Status tersangka Budi Gunawan dicabut oleh hakim lewat proses praperadilan di Pengadilan Negeri Jakarta Selatan. Sontak, muncul istilah menang kalah, sebagai konfirmasi atas pertikaian memalukan yang terjadi di tubuh penegak hukum utama negeri ini, yaitu antara satu-satunya instansi kepolisian yang bertugas menjaga keamanan rakyat, dan instansi pemberantas korupsi yang memiliki mandat memberantas kriminalitas paling menghancurkan negeri dan penyakit akut aparat bernama korupsi.
Lihat saja bagaimana para polisi bersorak-sorai di depan pengadilan bahkan sampai sujud syukur. Ini membuktikan bahwa di tingkat bawahan, sudah ada doktrin bahwa musuh polisi saat ini bukan lagi gembong narkoba atau sindikat pencuri sepeda motor. Tapi instansi bernama KPK!
Setelah itu apa? Apakah perang cicak lawan kekuatan buaya atau perlawanan buaya menghadapi kelicikan cicak akan berakhir sampai di sini? Apakah sinetron basi yang panjang gak berujung ini, yang semestinya bisa diselesaikan oleh mandat kekuasaan yang dimiliki oleh presiden, akan ditutup sampai di sini?
Apakah dengan tidak jadi tersangka serta-merta kubu Budi Gunawan dapat datang memaksa Presiden Jokowi untuk melantiknya dalam waktu sesingkat-singkatnya? Trus kalau sudah jadi Kapolri, apakah berarti BG kebal hukum sehingga tidak bisa lagi ditetapkan sebagai tersangka? Apakah kemudian kisruh ini benar-benar khatam?
Tentu tidak! Sama sekali jauh panggang dari api.
KPK, bagaimana pun, tetap punya kuasa untuk menuntaskan satu kasus korupsi, tidak peduli malaikat terlibat di dalamnya! Lantas bagaimana jadinya kalau Kapolri yang baru dilantik itu kemudian ditetapkan kembali sebagai tersangka korupsi?
Apakah ada yang berani menjamin bahwa dengan ditetapkannya Bambang Widjoyanto kemudian menyusul Abraham Samad sebagai tersangka akan membuat nyali KPK mengkerut untuk kemudian menutup rapat-rapat kasus Rekening Gendut dan jamaah yang sudah berpesta di dalamnya? Lembaga yang pernah melewati banyak cobaan dan perlawanan serta gugatan dan pemberontakan dari para politisi dan petinggi ini sudah punya lebih dari seribu nyali yang sulit dikerdilkan. Jadi rasanya mustahil kasus Rekening Gendut akan dibiarkan menguap, dan penetapan Budi Gunawan sebagai tersangka akan dikubur.

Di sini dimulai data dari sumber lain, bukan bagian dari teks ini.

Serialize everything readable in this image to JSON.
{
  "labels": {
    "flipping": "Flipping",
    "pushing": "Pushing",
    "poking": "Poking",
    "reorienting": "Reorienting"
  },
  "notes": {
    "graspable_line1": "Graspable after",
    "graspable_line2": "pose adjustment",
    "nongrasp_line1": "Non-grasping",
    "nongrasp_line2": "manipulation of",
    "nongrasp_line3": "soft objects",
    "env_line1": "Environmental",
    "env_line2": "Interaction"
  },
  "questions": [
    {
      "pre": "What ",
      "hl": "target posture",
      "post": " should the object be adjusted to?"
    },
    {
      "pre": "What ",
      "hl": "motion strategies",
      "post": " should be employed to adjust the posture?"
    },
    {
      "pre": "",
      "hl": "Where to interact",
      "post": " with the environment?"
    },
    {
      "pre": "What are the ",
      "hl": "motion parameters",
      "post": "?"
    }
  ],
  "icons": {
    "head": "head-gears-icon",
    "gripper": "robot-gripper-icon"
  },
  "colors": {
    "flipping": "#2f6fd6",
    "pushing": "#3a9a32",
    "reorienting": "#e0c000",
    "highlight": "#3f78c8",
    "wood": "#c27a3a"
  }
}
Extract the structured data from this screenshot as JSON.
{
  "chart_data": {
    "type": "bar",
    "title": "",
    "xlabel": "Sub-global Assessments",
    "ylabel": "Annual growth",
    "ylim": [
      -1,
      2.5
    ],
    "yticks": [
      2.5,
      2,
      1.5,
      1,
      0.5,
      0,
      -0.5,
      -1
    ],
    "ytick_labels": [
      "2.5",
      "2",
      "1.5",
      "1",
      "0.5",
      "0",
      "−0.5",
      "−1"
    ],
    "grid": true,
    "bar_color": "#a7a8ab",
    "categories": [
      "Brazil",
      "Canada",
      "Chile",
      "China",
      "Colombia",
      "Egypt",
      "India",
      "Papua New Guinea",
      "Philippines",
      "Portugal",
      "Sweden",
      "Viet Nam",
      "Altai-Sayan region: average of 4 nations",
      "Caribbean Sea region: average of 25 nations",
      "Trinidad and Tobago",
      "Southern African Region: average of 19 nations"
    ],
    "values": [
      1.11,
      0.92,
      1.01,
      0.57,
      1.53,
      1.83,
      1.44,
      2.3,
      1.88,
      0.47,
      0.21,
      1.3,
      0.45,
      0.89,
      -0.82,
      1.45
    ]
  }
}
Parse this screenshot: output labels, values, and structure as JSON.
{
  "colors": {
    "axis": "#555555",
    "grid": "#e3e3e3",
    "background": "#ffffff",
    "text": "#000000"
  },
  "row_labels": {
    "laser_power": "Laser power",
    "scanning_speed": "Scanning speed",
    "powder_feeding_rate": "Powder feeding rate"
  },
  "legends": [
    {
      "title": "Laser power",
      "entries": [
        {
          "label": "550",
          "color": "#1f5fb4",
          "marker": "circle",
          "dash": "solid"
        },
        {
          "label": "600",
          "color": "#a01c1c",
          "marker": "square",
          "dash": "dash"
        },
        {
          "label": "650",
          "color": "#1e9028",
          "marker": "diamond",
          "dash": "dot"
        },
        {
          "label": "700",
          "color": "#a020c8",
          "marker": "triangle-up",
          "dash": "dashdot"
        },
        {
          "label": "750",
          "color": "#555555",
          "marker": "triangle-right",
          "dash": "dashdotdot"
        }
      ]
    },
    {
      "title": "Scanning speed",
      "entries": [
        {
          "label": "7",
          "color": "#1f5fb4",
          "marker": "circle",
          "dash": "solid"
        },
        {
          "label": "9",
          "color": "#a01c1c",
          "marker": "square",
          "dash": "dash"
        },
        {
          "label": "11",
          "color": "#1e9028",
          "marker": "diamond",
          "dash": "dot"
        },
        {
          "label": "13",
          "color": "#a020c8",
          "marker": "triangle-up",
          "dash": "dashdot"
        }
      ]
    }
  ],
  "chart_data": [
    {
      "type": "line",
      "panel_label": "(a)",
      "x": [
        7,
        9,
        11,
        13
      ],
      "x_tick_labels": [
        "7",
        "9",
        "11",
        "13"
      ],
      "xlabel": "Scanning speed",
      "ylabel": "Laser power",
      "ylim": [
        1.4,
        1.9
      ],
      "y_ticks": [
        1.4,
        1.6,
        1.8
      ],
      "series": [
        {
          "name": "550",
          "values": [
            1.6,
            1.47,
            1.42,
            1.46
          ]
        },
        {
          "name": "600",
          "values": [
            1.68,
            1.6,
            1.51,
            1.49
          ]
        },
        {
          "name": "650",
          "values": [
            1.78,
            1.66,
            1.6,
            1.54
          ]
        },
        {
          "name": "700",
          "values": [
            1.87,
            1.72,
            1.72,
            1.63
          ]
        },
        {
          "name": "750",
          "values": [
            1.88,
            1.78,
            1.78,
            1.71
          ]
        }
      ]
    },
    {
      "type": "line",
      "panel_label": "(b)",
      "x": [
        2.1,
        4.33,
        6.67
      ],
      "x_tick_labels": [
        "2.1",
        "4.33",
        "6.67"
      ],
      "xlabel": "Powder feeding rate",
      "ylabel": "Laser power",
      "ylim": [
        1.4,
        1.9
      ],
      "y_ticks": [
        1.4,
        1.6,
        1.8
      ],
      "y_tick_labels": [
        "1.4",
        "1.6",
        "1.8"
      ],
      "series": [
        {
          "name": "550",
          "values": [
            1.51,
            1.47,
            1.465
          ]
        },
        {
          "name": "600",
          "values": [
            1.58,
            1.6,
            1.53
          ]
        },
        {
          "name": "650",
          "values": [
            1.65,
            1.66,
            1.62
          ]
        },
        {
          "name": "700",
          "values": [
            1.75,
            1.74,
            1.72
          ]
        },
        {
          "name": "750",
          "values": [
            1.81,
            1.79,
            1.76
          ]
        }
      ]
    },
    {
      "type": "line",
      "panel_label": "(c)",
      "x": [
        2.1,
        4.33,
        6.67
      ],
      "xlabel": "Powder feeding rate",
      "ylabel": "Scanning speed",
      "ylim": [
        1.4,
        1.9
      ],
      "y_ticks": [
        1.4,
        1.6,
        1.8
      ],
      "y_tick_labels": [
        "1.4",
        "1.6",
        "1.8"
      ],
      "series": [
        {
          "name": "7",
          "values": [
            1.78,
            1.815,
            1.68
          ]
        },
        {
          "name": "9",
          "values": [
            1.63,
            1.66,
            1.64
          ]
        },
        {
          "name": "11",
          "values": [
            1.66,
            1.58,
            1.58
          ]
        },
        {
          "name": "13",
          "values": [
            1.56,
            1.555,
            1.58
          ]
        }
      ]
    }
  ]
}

Jadi dengan asumsi setelah ini Indonesia akan punya Kapolri tersangka korupsi, maka sinetron yang memuakkan ini dapat dipastikan akan terus bergulir. Dan kalau itu benar-benar terjadi, kondisi perpolitikan dan pertahanan serta keamanan tanah air jadi tambah runyam dan rentan serangan dari luar.
Nah, biar kisruh yang dimulai oleh Presiden Jokowi ini tidak berlanjut, sebaiknya Pak Presiden mendengarkan dan menjalankan usul Wakil Ketua Tim Sembilan Jimly Asshiddiqie. Menurut Jimly, langkah terbaik setelah praperadilan adalah: KPK menerima dengan lapang dada keputusan hakim Sarpin Rizaldi dan BG mundur dari penetapan sebagai Kapolri.
"Mulia sekali bagi dia jika mundur dari pencalonan. Tidak merepotkan presiden. Kalau dia tetap menjadi Kapolri, jangan sampai dia menjadi Kapolri yang hanya berumur beberapa hari, sehingga dia pensiun dalam kondisi yang tidak bisa mengabdi lagi kepada Polri," kata Jimly seperti dikutip Detik.com.
Kalau kedua pihak masih ngeyel, Jokowi harus tegas dan keras memaksa keduanya. Tidak ada lagi kompromi apalagi keraguan. Tidak boleh lagi ada kesan bahwa tempat kerja presiden sudah jadi Istana Boneka yang bisa dijadikan mainan. Presiden adalah pemimpin negara yang punya seabreg alat kuasa di banyak instansi, dan semua kekuasaan itu bisa dia berikan atau dia ambil ke dan dari siapapun sesuka hati presiden (bahasa orang Senayan presiden punya hak prerogratif).